蒼銀の花嫁 〜捨てられ姫は神獣の番〜




 式が終わった後、姉がセレナのもとへ近づいてきた。


「おめでとう……神獣の番、なんて、思ってもみなかったわ」


 その声は乾いていて、どこか棘を含んでいた。
 だが、セレナはそれにも静かに笑って言った。


「ありがとうございます、姉上。……でも、私はただ、選ばれただけ。立派なことは、なにもできていません」

「……ふん。謙虚で結構。でも、これからは“選ばれた”にふさわしい態度を忘れずにね」


 それだけ言うと、リディアは背を向けて去っていった。
 その背中には、確かな焦りと悔しさが滲んでいた。



 その晩、セレナのもとには、またアグレイスが現れた。
 今度は人の姿に近い――長い銀髪と、静かな金の瞳を持つ青年の姿で。

 蒼銀の獣ではなく、“彼”としてそこにいた。


「……あなた、今の姿は……」

「わたしは人ではない。だが、おまえと並ぶための形は選べる」


 その声は変わらず、心の奥に響くような温もりを持っていた。


「これから、そなたの傍にいる。
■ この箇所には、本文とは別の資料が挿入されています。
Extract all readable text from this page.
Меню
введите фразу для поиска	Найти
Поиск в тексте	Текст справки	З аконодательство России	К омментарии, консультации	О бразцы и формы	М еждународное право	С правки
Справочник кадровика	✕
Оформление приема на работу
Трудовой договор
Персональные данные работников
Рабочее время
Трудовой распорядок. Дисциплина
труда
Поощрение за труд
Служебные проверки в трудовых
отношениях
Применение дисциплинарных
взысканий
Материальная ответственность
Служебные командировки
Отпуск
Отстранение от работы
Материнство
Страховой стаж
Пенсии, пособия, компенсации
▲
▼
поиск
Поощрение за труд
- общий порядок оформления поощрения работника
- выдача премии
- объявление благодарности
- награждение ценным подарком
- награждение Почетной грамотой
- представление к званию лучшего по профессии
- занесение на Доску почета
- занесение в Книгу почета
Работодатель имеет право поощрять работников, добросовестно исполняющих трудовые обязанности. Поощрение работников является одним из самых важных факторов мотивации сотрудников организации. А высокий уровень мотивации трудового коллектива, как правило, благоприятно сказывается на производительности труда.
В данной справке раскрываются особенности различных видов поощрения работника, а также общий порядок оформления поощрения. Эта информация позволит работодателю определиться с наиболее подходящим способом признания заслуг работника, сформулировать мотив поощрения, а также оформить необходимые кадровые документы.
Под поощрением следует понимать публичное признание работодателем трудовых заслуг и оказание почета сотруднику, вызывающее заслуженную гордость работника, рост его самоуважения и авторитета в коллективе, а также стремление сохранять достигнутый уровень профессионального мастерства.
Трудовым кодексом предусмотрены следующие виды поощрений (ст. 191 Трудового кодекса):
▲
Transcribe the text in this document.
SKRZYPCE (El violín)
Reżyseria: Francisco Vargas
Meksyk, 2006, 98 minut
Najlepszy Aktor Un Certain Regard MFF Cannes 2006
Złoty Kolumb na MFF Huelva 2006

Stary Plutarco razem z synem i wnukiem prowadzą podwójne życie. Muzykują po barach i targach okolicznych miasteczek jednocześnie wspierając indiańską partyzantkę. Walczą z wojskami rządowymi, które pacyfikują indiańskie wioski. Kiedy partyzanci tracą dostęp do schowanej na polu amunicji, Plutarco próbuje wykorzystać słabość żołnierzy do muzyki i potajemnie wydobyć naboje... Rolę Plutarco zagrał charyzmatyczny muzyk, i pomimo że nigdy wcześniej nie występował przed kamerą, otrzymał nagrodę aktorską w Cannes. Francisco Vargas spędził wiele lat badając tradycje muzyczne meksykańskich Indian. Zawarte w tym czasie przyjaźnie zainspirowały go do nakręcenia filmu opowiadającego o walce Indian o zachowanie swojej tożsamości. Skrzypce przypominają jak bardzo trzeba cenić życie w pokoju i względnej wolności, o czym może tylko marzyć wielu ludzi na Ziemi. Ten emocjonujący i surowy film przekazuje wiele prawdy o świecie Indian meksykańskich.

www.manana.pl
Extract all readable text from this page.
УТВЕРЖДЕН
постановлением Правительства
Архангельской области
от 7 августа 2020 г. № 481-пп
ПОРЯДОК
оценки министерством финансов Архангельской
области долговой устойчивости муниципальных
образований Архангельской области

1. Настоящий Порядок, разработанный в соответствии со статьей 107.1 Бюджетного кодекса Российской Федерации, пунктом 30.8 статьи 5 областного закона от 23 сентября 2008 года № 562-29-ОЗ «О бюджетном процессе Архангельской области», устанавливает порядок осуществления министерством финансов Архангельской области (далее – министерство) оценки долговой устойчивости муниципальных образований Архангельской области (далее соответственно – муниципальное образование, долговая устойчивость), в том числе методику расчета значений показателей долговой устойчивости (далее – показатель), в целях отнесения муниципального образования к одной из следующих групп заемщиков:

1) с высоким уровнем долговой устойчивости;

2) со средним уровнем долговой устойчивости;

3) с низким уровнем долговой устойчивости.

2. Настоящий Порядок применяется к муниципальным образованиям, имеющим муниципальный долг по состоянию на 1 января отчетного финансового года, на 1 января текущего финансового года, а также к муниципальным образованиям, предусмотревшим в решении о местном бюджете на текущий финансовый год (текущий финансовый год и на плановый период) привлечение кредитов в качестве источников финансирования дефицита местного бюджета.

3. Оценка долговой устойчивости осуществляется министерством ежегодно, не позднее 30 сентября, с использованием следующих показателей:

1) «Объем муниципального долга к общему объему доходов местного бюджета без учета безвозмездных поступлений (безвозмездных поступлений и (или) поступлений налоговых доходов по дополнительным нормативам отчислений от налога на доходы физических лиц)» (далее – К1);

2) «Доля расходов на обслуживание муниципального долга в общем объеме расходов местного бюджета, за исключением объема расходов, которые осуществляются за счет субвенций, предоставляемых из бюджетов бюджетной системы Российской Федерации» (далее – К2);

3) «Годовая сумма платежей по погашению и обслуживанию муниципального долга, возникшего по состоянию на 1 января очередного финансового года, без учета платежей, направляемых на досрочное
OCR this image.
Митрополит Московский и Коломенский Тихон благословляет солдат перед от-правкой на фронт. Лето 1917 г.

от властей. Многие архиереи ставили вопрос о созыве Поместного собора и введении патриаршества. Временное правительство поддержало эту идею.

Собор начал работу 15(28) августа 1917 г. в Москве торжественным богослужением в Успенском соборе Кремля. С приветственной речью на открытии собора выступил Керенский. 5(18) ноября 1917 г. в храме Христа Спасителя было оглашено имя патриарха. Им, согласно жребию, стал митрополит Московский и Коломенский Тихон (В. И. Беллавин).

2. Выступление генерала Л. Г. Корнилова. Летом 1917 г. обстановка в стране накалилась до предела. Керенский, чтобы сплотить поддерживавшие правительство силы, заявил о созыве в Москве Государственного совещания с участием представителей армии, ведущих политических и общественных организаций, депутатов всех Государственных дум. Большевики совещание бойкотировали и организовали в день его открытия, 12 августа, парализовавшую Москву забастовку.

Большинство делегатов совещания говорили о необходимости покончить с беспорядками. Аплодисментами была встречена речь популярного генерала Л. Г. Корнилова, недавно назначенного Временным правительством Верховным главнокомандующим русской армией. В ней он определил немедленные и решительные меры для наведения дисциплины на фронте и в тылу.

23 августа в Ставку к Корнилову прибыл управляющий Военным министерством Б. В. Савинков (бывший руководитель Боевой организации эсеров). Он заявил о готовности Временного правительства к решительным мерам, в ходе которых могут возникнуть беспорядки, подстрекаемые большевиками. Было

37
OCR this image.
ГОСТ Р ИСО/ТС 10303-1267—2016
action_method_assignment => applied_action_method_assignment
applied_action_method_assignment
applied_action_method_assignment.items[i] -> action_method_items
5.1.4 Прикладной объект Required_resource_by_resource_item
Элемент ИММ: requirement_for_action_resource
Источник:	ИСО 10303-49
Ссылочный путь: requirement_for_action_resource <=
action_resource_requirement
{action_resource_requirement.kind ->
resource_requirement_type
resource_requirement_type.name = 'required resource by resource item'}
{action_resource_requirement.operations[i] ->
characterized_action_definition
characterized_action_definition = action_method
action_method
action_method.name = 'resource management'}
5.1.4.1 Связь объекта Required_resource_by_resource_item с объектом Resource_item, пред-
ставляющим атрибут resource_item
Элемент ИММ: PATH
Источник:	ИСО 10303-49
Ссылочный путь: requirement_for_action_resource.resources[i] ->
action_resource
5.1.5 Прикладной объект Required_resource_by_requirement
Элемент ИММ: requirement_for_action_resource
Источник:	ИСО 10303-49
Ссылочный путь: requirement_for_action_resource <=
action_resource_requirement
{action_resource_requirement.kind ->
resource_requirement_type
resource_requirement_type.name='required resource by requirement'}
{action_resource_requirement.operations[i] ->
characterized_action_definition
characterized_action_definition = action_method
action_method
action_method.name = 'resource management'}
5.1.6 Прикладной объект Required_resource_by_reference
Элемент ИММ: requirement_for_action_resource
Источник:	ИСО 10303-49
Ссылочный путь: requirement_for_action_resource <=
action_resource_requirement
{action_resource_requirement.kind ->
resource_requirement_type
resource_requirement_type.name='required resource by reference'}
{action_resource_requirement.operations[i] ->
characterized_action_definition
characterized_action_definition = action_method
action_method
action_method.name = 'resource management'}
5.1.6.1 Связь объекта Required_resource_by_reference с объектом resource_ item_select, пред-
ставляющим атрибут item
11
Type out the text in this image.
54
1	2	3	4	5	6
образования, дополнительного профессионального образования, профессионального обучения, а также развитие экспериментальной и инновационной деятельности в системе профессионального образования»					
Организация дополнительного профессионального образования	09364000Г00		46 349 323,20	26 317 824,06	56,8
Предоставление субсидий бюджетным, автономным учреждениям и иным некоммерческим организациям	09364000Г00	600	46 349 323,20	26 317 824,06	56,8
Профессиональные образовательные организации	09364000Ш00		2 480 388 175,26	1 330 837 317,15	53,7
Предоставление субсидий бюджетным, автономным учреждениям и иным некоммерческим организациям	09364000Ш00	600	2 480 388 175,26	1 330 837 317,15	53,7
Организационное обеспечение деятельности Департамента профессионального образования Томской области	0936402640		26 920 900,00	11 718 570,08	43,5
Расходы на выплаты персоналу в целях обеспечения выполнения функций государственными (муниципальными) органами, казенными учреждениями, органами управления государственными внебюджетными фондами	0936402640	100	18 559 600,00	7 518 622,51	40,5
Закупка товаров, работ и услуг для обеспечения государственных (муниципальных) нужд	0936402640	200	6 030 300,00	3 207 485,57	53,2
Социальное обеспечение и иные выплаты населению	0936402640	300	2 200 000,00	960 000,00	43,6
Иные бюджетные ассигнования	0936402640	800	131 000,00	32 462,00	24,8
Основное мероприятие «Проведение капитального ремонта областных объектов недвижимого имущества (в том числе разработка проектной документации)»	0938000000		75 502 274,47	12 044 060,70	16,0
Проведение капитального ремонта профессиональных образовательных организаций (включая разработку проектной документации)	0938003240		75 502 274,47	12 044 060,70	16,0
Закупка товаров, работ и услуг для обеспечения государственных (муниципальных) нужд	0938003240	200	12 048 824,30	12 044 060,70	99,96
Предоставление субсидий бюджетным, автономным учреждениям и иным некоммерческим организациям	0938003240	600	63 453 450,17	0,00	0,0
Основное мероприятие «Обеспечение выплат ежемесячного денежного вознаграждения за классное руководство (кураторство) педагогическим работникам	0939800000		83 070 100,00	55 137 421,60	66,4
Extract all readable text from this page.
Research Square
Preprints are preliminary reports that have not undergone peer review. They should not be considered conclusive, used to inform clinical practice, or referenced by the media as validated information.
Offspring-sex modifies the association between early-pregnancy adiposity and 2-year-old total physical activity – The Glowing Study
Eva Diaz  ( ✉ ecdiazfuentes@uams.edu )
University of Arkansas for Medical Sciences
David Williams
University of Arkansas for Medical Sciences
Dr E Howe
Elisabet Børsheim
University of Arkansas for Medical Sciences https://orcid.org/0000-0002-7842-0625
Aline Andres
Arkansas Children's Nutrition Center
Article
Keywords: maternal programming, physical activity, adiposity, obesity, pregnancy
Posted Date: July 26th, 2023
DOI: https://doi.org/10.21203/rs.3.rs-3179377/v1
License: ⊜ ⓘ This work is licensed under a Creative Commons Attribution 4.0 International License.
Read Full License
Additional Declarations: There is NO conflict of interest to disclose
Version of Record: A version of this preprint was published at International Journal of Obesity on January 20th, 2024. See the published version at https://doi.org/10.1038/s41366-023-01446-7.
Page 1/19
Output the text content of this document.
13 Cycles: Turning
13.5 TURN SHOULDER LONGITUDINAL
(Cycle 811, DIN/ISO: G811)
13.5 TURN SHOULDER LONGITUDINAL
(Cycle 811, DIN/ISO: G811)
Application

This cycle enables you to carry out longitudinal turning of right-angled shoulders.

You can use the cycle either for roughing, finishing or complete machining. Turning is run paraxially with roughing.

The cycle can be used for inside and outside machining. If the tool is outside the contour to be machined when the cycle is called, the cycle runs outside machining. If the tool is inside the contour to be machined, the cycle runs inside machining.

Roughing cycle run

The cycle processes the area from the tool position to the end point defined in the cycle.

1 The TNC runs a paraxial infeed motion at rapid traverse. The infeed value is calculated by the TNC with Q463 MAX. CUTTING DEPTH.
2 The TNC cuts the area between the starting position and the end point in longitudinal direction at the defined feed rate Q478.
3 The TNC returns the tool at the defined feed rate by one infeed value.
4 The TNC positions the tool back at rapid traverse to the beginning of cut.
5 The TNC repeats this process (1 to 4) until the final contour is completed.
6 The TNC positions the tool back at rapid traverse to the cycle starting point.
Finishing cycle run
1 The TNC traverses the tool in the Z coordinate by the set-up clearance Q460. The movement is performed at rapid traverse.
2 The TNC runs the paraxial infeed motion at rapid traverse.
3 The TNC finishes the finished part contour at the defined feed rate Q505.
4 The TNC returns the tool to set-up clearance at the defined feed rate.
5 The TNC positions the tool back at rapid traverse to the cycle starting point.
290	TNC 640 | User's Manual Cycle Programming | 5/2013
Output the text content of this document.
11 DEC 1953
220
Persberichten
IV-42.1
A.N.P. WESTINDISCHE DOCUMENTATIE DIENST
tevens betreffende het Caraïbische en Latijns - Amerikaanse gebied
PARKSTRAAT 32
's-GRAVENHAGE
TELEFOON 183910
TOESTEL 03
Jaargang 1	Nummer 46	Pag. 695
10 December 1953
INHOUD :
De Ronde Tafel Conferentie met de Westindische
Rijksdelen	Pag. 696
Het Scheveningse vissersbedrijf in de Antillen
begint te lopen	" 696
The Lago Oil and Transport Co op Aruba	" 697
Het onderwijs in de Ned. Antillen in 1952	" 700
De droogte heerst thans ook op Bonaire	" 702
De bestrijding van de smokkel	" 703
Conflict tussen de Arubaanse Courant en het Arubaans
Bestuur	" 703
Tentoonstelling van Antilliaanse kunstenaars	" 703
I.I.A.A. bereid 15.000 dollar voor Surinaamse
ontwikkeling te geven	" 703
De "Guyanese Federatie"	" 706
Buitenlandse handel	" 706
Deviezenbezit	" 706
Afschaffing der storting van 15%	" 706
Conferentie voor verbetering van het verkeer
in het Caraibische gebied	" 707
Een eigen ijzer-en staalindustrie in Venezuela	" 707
おまえを守る。それが、わたしの“選び”だ」


 セレナはその姿に、頬を赤らめた。

 胸の鼓動が、明らかに速くなっていた。
 神獣としての威圧感ではない。男としての――優しさと誓いの重さに、少女の心が揺れていた。



(こんなふうに、誰かに必要とされるなんて)



 そう思った瞬間、彼女の胸の奥に、知らぬ間に植えられていた“感情の芽”が、そっと息を吹き返した。

 それは、まだ名前もつけられない、小さな“恋のきらめき”。